If not, I would regret it very much, for I have always admired and respected you people — all of you, the whole family — and hope that we can continue to be friends. I still want to see you again, from time to time, and get Uncle Cliff’s stories down on tape — as soon as I finish this … novel I’m working on. But if you don’t want to see me anymore I guess I could not blame you one bit. Or if you’d like to tell me face to face what you think of me and that article I would certainly oblige; I’ll even buy the drinks. Let me know. Regards, Ed. A.”

In the few pages of his hand-written script that Abbey had enclosed with his letter, he was complimentary about a few people he named, including Cliff and Fred, but he did add these following words about cowboys and ranchers:

“A rancher is only a farmer on a horse – A cowboy is a hired man trying to make an honest living, nothing special – All I want to do is get their greedy cows off our public lands, our property – Let those cowboys and ranchers find some harder way to make a living, like the rest of us have to do; there’s no good reason we should subsidize them forever. They’ve had a free ride; now they must learn to support themselves.
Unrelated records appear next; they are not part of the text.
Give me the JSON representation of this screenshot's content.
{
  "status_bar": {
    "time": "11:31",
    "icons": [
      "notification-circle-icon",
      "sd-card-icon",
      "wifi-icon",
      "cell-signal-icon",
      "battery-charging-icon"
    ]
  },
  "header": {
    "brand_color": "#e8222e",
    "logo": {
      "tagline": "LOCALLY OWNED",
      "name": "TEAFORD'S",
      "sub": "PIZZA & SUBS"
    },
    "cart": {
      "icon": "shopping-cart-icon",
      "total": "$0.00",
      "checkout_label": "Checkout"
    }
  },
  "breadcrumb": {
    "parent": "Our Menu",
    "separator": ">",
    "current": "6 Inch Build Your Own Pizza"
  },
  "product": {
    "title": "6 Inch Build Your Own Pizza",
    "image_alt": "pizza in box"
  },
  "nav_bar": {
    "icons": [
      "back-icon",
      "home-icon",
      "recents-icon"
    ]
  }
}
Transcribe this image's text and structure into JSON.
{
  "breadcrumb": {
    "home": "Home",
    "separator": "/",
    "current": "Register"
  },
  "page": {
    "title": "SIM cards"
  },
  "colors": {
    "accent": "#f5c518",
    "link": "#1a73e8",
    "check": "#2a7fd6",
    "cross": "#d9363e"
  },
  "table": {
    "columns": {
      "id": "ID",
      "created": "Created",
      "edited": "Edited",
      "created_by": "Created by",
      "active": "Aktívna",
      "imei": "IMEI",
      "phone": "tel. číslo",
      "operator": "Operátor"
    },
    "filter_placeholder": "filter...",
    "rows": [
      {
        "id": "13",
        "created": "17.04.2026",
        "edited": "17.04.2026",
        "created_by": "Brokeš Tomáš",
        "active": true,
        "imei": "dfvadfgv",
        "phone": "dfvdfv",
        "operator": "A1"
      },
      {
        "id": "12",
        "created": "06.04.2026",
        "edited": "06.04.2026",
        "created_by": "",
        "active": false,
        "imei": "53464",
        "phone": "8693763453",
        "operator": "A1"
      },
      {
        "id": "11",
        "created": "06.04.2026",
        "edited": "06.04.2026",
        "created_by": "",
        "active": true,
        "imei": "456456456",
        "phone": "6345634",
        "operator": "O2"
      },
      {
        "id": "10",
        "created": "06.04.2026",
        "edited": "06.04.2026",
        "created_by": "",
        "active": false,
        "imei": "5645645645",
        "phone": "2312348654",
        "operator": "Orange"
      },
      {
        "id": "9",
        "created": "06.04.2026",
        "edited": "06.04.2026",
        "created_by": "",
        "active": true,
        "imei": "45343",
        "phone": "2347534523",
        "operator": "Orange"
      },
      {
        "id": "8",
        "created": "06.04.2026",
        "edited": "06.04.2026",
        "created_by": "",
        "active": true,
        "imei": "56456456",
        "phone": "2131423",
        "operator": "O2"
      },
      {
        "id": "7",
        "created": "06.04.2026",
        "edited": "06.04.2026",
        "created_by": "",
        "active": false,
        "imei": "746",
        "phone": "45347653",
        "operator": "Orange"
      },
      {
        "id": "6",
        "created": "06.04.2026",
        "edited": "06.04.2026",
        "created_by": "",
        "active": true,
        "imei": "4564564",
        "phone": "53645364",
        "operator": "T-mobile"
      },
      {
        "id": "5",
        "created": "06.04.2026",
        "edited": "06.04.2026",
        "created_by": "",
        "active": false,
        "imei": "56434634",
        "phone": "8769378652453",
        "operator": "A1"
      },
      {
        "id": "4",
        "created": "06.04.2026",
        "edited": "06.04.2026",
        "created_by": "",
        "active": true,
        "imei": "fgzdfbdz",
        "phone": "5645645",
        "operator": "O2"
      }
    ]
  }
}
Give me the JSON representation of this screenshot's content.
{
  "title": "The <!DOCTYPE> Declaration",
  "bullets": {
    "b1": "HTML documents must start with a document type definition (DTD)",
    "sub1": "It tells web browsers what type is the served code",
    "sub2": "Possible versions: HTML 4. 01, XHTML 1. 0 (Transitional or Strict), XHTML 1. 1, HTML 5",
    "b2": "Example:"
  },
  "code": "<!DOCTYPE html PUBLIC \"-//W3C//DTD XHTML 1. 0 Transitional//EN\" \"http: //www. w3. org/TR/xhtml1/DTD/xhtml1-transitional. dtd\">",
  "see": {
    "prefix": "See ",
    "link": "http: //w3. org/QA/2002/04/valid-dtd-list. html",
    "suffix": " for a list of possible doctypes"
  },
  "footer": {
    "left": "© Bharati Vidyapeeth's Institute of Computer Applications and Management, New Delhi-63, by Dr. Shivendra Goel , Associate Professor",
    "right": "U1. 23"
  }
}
Self reliance is a good tonic for any man; even for a cowboy; even for a rancher. “

We did not attempt to see Ed Abbey before his death in 1989. I understand that Doug Peacock played a big role in Abbey’s unusual burial, and that there are yet quite a few Abbey fans. Check Edward Abbey’s name on the internet.

In 1988, TNC had take over DOW properties with one couple with TNC living for only about three years on TNC property, across the creek from the Panorama Ranch homesite, where on June 17, 1995, a mysterious fire destroyed the long-neglected house and bunkhouse, and many of the trees. Then, on Aug. 1, 2006, a large Aravaipa Creek flood made its way through its fields. It is so very sad to see.

I certainly wish the best for all hard-working and dedicated ranchers and farmers, who are good stewards on their lands, as we were, despite having so much to put up with.